As we set foot in the village, a swanky Honda car drove past and we could see motorbikes parked in neat rows on the main village road. A guide led us inside a house to look at textiles and lontar (specially prepared palm leaves) strips. The village is the only place in Southeast Asia where geringsing double-ikat textiles are made. Inside, we saw two children sat transfixed on a divan before a television set watching MTV. Eleventh Century life indeed. The artwork was as good—and old—as gold though. We purchased an exquisite lontar strip with the story of Ramayana etched on it.
Next stop, Candi Dasa. Originally a fishing village, it has grown into a popular resort of late. It is often compared to Kuta, but is calmer than the latter. We lunched on bebek betutu (smoked duck), a local delicacy cooked with herbs and spices. On our way back, we stopped at Pura Goa Lawah (Bat Cave Temple). Thought to be more than 1,000 years old, Goa Lawah is famous for temple rituals pertaining to the after-life. The cave in the cliff face is a nest of bats that fly out into the darkness after dusk. The cave is said to lead all the way to Besakih and the bats provide sustenance for the legendary giant snake Naga Basuki, which is believed to live in the cave.

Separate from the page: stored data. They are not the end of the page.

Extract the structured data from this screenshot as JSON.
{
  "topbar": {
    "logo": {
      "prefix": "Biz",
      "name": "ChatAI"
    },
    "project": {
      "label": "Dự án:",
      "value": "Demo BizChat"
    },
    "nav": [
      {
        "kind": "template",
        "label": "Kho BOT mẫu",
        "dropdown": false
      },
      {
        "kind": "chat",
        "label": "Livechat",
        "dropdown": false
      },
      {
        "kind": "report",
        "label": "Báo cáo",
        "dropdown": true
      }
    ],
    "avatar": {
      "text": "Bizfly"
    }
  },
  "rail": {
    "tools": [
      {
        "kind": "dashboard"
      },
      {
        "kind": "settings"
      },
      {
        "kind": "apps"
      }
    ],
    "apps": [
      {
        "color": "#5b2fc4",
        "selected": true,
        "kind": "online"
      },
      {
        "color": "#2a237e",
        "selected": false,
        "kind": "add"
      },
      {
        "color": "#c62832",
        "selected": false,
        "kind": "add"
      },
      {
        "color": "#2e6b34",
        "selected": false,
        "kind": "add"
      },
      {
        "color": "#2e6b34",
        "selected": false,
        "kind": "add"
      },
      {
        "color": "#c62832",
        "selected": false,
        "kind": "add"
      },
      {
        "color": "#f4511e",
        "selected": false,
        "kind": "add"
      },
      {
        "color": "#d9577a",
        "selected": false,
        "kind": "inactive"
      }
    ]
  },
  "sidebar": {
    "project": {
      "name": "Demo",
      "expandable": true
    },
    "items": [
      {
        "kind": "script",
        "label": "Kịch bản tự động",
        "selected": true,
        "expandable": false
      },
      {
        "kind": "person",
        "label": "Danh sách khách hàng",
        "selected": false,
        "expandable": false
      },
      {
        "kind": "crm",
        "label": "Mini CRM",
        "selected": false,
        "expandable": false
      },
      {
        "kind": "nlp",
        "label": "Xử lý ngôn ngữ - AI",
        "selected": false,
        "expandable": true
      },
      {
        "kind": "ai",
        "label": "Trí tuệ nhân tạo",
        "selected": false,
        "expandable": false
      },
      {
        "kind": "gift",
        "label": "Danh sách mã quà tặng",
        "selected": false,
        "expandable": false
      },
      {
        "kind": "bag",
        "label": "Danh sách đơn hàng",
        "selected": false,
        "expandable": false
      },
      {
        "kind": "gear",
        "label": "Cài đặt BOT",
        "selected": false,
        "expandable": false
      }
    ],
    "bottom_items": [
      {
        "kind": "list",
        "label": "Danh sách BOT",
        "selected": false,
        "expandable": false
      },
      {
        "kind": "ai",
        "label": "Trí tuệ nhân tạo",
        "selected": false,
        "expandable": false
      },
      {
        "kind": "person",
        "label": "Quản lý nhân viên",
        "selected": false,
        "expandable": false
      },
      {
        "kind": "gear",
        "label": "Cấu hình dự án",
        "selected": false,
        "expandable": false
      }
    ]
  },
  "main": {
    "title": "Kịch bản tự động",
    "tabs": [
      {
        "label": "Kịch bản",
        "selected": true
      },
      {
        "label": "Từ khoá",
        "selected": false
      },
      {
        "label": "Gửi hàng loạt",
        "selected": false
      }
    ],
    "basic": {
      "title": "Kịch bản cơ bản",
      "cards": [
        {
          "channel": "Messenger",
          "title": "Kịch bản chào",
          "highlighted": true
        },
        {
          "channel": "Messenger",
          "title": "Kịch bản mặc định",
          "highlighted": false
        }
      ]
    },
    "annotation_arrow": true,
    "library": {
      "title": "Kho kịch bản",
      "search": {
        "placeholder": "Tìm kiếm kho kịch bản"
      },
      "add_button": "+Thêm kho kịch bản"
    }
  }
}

We got off at Semarapura (Klungkung), a few miles to the south of Goa Lawah, at the insistence of our driver. Once the centre of Bali’s most important kingdom, most tourists come to the town for a glimpse of the Kertha Gosa complex. When the Dewa Agung dynasty moved here in the early 18th century, the Semara Pura was established. The palace was laid out as a large square with courtyards, gardens, pavilions and moats. In a corner of the complex, the Kertha Gosa (Hall of Justice) was built as the supreme court of the Klungkung kingdom. Its ceiling is completely covered with fine paintings depicting, among others, Bima’s travels in after-life and Garuda’s search for the elixir of life.
We returned to our hotel at Sanur as dusk was setting in. Thankfully, there were no hawkers on the beach in front of the hotel. With our feet planted in the sand, we marvelled at the sea which had been bathed orange by the setting sun. It was peaceful and quiet again, just the way it should be.